Now living in Chicago, Carrington is doing a good deal of painting these days -- a show last month in New York featured work that fetched up to $35,000 -- and some writing. "I write more or less to try and retain ideas. At my age, I get an idea and then I tend to forget it rather quickly. When you're over 70, it's not exactly that you lose them, but you cover them over with other things."Animals and Verse IF PEOPLE don't buy much poetry in general, can you expect them to buy poems that depend on their knowledge of other poems? David Shevin, an assistant professor of English at Tiffin State in Ohio, has found out the answer is yes. His seventh book, Growl and Other Poems: An Anthology by the Pets of the Great Poets, came out in January and is going back to press. It's not threatening to knock Tom Clancy off the charts, you understand, but in the world of poetry, second printings are a victory.
"A professor at Tufts," reports a pleased Shevin, "bought several copies for graduating students in veterinary medicine." Presumably they have some liberal arts background; you need at least a vague memory of the Norton Anthology of English Poetry to recognize the highly amusing echoes in Growl, whether it's "Lassie, Lassie, you bitch, I'm through" (the concluding line of Lassie, by Sylvia Plath's black labrador) or "Give me your open door./ Your huddled mastiff's yearning for a tree" (by Emma Lazarus's terrier). Not to mention the sonnet by William Shakespeare's horse that begins: "Shall I compare thee with a summer's dray?"

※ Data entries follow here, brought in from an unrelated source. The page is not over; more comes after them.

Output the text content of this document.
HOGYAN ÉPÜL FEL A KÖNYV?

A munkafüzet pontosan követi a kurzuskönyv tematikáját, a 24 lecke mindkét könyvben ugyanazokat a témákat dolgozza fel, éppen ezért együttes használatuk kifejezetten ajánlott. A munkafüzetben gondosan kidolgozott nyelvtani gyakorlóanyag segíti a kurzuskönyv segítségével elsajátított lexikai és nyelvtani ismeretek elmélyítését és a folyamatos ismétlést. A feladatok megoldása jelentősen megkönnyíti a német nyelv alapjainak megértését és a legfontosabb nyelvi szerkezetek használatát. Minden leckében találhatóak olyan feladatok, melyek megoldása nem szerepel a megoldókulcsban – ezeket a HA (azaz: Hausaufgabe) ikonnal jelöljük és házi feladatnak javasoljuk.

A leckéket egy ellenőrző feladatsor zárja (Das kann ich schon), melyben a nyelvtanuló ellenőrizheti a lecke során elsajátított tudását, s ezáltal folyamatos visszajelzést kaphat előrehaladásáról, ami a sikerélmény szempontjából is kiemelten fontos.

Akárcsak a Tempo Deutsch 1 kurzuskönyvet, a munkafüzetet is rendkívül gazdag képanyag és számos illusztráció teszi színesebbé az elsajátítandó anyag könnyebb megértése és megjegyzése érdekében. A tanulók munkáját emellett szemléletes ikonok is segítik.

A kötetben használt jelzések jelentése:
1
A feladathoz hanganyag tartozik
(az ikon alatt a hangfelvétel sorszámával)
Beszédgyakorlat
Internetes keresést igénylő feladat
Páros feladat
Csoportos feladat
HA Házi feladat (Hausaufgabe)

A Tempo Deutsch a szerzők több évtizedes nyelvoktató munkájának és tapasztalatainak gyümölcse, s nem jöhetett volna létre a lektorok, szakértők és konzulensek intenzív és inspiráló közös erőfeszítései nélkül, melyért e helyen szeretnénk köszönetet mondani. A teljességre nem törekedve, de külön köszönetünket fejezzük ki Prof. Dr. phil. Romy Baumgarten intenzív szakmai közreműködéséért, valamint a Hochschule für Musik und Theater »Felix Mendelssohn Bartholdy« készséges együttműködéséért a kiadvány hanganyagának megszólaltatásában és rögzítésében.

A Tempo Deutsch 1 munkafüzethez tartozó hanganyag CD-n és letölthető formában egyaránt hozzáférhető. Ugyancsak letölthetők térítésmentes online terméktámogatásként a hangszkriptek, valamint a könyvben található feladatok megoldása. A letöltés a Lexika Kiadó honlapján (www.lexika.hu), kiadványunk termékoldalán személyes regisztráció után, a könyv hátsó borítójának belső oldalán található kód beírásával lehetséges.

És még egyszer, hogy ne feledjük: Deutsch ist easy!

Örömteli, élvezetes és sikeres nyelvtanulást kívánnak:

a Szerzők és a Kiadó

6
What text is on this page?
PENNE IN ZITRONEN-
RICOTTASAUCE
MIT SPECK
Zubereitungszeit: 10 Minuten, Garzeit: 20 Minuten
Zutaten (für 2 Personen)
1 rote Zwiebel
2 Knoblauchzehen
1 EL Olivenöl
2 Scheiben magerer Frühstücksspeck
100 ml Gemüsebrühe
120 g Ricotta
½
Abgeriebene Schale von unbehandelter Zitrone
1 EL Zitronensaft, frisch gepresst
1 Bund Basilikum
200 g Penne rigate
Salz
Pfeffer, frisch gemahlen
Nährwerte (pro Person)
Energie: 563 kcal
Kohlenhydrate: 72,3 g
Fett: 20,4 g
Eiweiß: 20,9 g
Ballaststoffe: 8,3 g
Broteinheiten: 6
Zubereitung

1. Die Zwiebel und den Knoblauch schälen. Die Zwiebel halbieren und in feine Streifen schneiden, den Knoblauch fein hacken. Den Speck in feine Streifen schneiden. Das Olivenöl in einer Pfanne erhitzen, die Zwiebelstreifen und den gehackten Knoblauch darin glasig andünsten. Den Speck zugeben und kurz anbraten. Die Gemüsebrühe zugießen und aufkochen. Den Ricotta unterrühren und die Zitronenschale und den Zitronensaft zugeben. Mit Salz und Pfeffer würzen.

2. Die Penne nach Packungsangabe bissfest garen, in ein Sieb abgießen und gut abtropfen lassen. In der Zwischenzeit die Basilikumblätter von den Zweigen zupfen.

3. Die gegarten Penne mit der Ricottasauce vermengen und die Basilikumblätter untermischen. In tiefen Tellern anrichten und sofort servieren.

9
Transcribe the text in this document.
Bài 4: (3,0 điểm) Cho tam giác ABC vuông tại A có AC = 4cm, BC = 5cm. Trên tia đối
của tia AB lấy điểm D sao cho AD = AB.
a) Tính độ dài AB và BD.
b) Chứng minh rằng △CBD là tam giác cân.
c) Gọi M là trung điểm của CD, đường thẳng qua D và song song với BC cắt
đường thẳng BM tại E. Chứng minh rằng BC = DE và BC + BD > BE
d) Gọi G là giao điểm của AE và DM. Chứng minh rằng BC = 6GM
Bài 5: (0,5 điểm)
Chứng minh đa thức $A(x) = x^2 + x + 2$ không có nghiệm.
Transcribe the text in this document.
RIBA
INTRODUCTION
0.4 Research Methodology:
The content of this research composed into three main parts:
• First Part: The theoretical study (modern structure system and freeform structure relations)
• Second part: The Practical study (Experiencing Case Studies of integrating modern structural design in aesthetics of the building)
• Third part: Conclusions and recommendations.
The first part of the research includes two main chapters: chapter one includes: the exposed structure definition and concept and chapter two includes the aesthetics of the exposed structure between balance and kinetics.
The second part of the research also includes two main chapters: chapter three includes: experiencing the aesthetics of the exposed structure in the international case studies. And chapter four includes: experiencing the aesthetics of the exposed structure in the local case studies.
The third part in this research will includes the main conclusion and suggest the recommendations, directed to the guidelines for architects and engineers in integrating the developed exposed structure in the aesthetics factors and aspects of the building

"I suspected when I was working on the manuscript that I had something that might be commercially viable," says Shevin, whose other poetry tends to be more directly political. "But I see Growl as a one-of-a-kind book. I don't think I'll be writing Speeches of the Pets of the Great Politicians, and having Checkers talk about how he doesn't wear a fur coat but a good Republican cloth coat." (Growl is available from Carpenter Press, P.O. Box 14387, Columbus, Ohio, 43214; $8.45 including handling).